Reality check: Shifting the vernacular from K to 12 to pre-K to 12 shouldn't be too hard. After all, it wasn't all that long ago that K to 12 became a common household phrase. But families won't start thinking about preschool as a crucial part of the educational continuum until their elected officials do.

2. Strategically expand access
Some 27% of 4-year-olds in the U.S. were enrolled in state-funded pre-K programs in the 2009-10 school year. Factor in programs like Head Start, and the total rises to just 40% of 4-year-olds. That's not good enough. And as cash-strapped states start eyeing their already meager preschool funding — only six are serving more than 50% of their 4-year-olds — enrollments are being capped, and thousands of students who qualify based on income or developmental issues are sitting on waiting lists.

But skimping on pre-K budgets is penny-wise and pound-foolish. Economists have found that investing in preschool programs more than pays off in the long run. According to James Heckman, an economics professor and Nobel Laureate at the University of Chicago, pre-K programs for disadvantaged kids have a 7%-to-10% rate of return, which means that for every dollar a state spends on preschool, it will get back $60 to $300 from increased earnings and a decreased need for public services over that child's lifetime. "You can save a lot of money and get a lot better performance by starting early ... rather than putting it off and trying to remediate them later," he tells TIME. "There are real costs in delay." So while Pew isn't pushing for universal pre-K in this economy, it is urging states to expand access to all low-income students as a first step in the hope that eventually any child who wants to attend preschool will be able to.

Reality check: While state funding for preschool programs has more than doubled in the past 10 years to over $5 billion nationwide, the upward trend is beginning to reverse. The 2009-10 school year, the most recent year for which complete data is available, saw total state spending on pre-K decrease for the first time in a decade. "States waited as long as they could," says Ron Haskins, a senior fellow in the economic-studies program and a co-director of the Center on Children and Families at the Brookings Institution. "But after three or four years of serious cuts, they couldn't hold off any longer. Honestly, I'm impressed they waited this long."

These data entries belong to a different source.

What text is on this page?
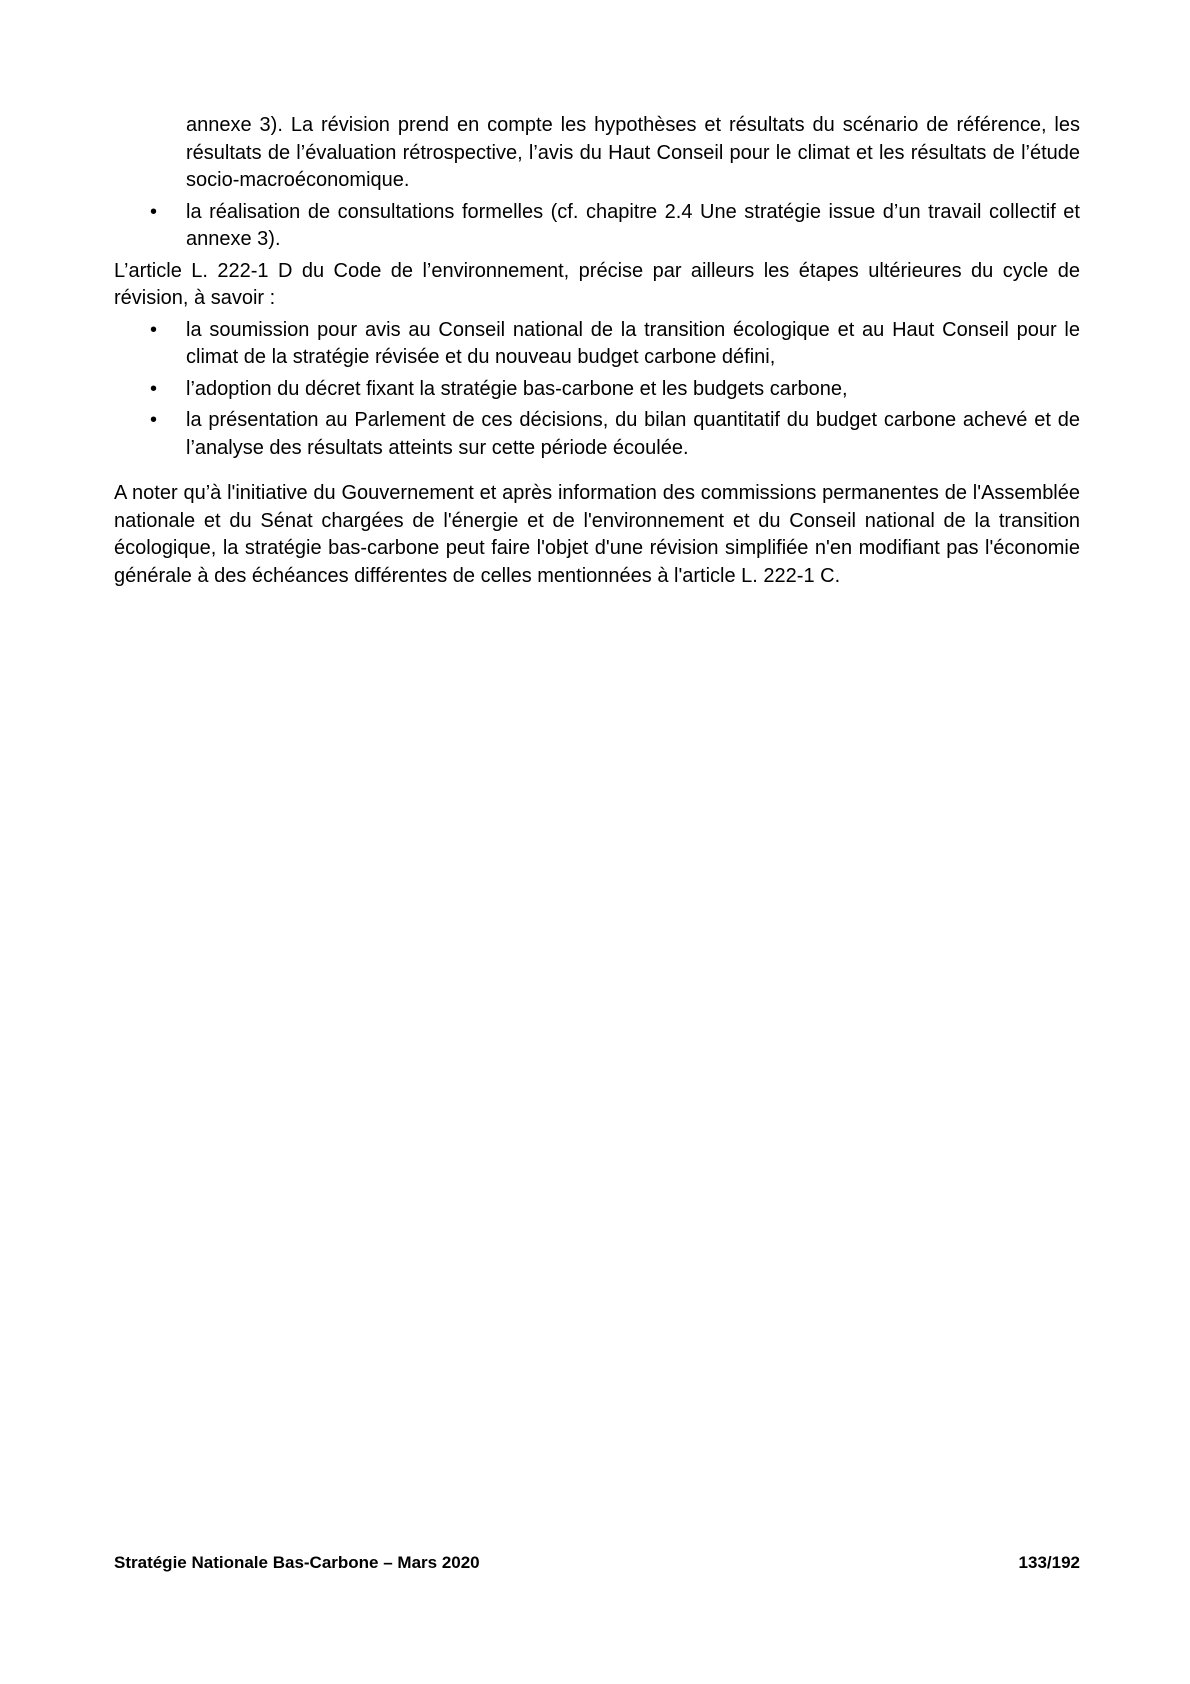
annexe 3). La révision prend en compte les hypothèses et résultats du scénario de référence, les résultats de l’évaluation rétrospective, l’avis du Haut Conseil pour le climat et les résultats de l’étude socio-macroéconomique.

• la réalisation de consultations formelles (cf. chapitre 2.4 Une stratégie issue d’un travail collectif et annexe 3).

L’article L. 222-1 D du Code de l’environnement, précise par ailleurs les étapes ultérieures du cycle de révision, à savoir :

• la soumission pour avis au Conseil national de la transition écologique et au Haut Conseil pour le climat de la stratégie révisée et du nouveau budget carbone défini,
• l’adoption du décret fixant la stratégie bas-carbone et les budgets carbone,
• la présentation au Parlement de ces décisions, du bilan quantitatif du budget carbone achevé et de l’analyse des résultats atteints sur cette période écoulée.

A noter qu’à l'initiative du Gouvernement et après information des commissions permanentes de l'Assemblée nationale et du Sénat chargées de l'énergie et de l'environnement et du Conseil national de la transition écologique, la stratégie bas-carbone peut faire l'objet d'une révision simplifiée n'en modifiant pas l'économie générale à des échéances différentes de celles mentionnées à l'article L. 222-1 C.

Stratégie Nationale Bas-Carbone – Mars 2020	133/192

3. Bring early-learning initiatives under one roof
Consider, the Pew study tells readers, the scattered system in Alabama, where child care, pre-K and kindergarten are all run by separate departments. It should come as no surprise, then, that early-learning advocates are trying to coordinate efforts and bring everything under one roof. The fractured governance is also exemplified by Head Start. An internal report last year about the preschool program — which is the largest in the U.S. thanks to the more than $7 billion in federal funds it receives each year — found that the program yields no lasting results. The report was devastating, but it was hardly the first time Head Start has been called into question. Conceived as part of President Lyndon B. Johnson's War on Poverty, Head Start is run by the Department of Health and Human Services rather than the Department of Education. It was based on a small, highly successful program in Tennessee but was rapidly scaled up to serve 500,000 3- and 4-year-olds by the fall of 1965. The first review that questioned its effectiveness was published in 1969.

Over the years, there have been calls, most recently during George W. Bush's first term in the White House, to move the program under the domain of the Department of Education. But Brookings' Haskins says that will likely never happen because the program is so firmly embedded in Health and Human Services that moving it may do more harm than good.